Senior Living Development will own the communities as they open. The company is currently searching for providers to manage them.

One key barrier to making the model work is site acquisition, as finding reasonably priced land in dense urban settings is “extremely difficult,” De Pecol said. But, the company has carved out a name for itself identifying such opportunities.

“This is our skill set and niche,” De Pecol added. “We have very carefully selected strategic sites that capture both the required demographic and have redeeming attributes to juice stabilization.”

Total project costs for the properties the company has in the works lie in the low $20 million range, a value achieved through a combination of low land cost, efficient building design and opportunity zone financing.

To finance the communities, Senior Living Development is using conventional debt for about 62% of the project cost and providing another 30% of the equity.
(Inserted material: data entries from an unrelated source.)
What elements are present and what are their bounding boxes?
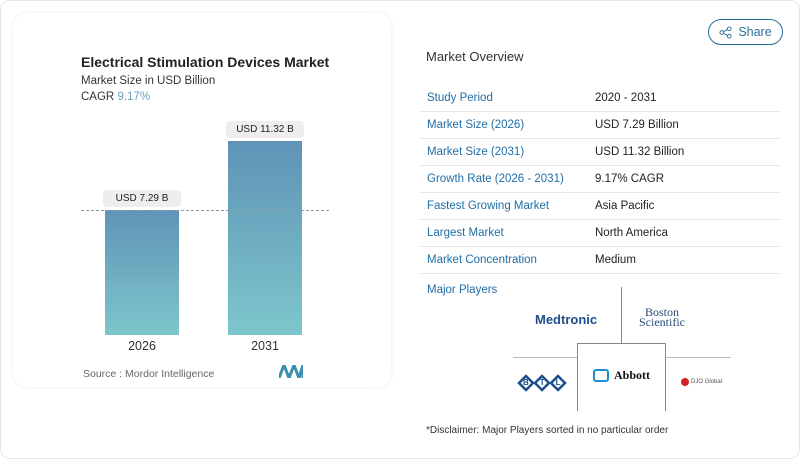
row-value: North America xyxy=(595,227,668,239)
row-label: Market Size (2026) xyxy=(427,119,525,131)
divider xyxy=(621,287,622,357)
bar-2026 xyxy=(105,210,179,335)
abbott-text: Abbott xyxy=(614,368,651,382)
x-tick-label: 2031 xyxy=(251,339,279,353)
row-label: Largest Market xyxy=(427,227,504,239)
row-value: USD 7.29 Billion xyxy=(595,119,679,131)
bar-2031 xyxy=(228,141,302,335)
overview-row: Market Concentration Medium xyxy=(419,247,781,274)
cagr-value: 9.17% xyxy=(117,91,151,103)
player-logo-djo: DJO Global xyxy=(681,378,722,386)
share-label: Share xyxy=(738,25,772,39)
disclaimer: *Disclaimer: Major Players sorted in no … xyxy=(426,425,669,436)
source-text: Source : Mordor Intelligence xyxy=(83,368,215,380)
row-label: Market Concentration xyxy=(427,254,537,266)
data-label: USD 11.32 B xyxy=(226,121,304,138)
row-value: Medium xyxy=(595,254,636,266)
overview-title: Market Overview xyxy=(426,49,524,64)
row-label: Study Period xyxy=(427,92,493,104)
row-label: Market Size (2031) xyxy=(427,146,525,158)
divider xyxy=(577,343,666,411)
row-value: 2020 - 2031 xyxy=(595,92,657,104)
overview-row: Fastest Growing Market Asia Pacific xyxy=(419,193,781,220)
overview-row: Growth Rate (2026 - 2031) 9.17% CAGR xyxy=(419,166,781,193)
cagr: CAGR 9.17% xyxy=(81,91,150,103)
share-button[interactable]: Share xyxy=(708,19,783,45)
x-tick-label: 2026 xyxy=(128,339,156,353)
share-icon xyxy=(719,25,732,39)
overview-row: Study Period 2020 - 2031 xyxy=(419,85,781,112)
row-value: 9.17% CAGR xyxy=(595,173,665,185)
overview-row: Largest Market North America xyxy=(419,220,781,247)
djo-text: DJO Global xyxy=(691,379,723,385)
overview-row: Market Size (2031) USD 11.32 Billion xyxy=(419,139,781,166)
data-label: USD 7.29 B xyxy=(103,190,181,208)
overview-row: Market Size (2026) USD 7.29 Billion xyxy=(419,112,781,139)
row-value: USD 11.32 Billion xyxy=(595,146,685,158)
row-label: Fastest Growing Market xyxy=(427,200,550,212)
row-label: Growth Rate (2026 - 2031) xyxy=(427,173,564,185)
cagr-label: CAGR xyxy=(81,91,115,103)
chart-title: Electrical Stimulation Devices Market xyxy=(81,54,330,70)
row-value: Asia Pacific xyxy=(595,200,655,212)
mordor-logo-icon xyxy=(279,365,303,378)
btl-text: BTL xyxy=(523,378,572,387)
player-logo-boston-scientific: Boston Scientific xyxy=(639,305,685,329)
player-logo-medtronic: Medtronic xyxy=(535,312,598,327)
chart-card xyxy=(13,13,391,387)
major-players-label: Major Players xyxy=(427,284,498,296)
player-logo-abbott: Abbott xyxy=(593,368,650,383)
player-logo-btl xyxy=(517,374,567,392)
chart-subtitle: Market Size in USD Billion xyxy=(81,75,216,87)
reference-line xyxy=(81,210,329,211)
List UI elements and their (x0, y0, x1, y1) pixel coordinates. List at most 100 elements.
The remaining equity is covered by a qualified opportunity fund, eliminating the need for mezzanine financing.

“Both the opportunity fund and developer achieve tax-free returns which takes out the tax bite figured in to conventional [internal rate of returns].” De Pecol said. “In other words, the proforma can show less [internal rate of returns] because it’s an after-tax return.”

The urban model is being developed under its principal group, Senior Living Advisors, which itself is a joint partnership between Senior Living Development and TODA Capital LLC.

To date, Senior Living Development has optioned and sold to providers six sites in Connecticut, with a total completed project value of $250 million. The company also recently purchased a community in Trumbull, Connecticut, with 202 independent living, assisted living and memory care units and 157 active adult units.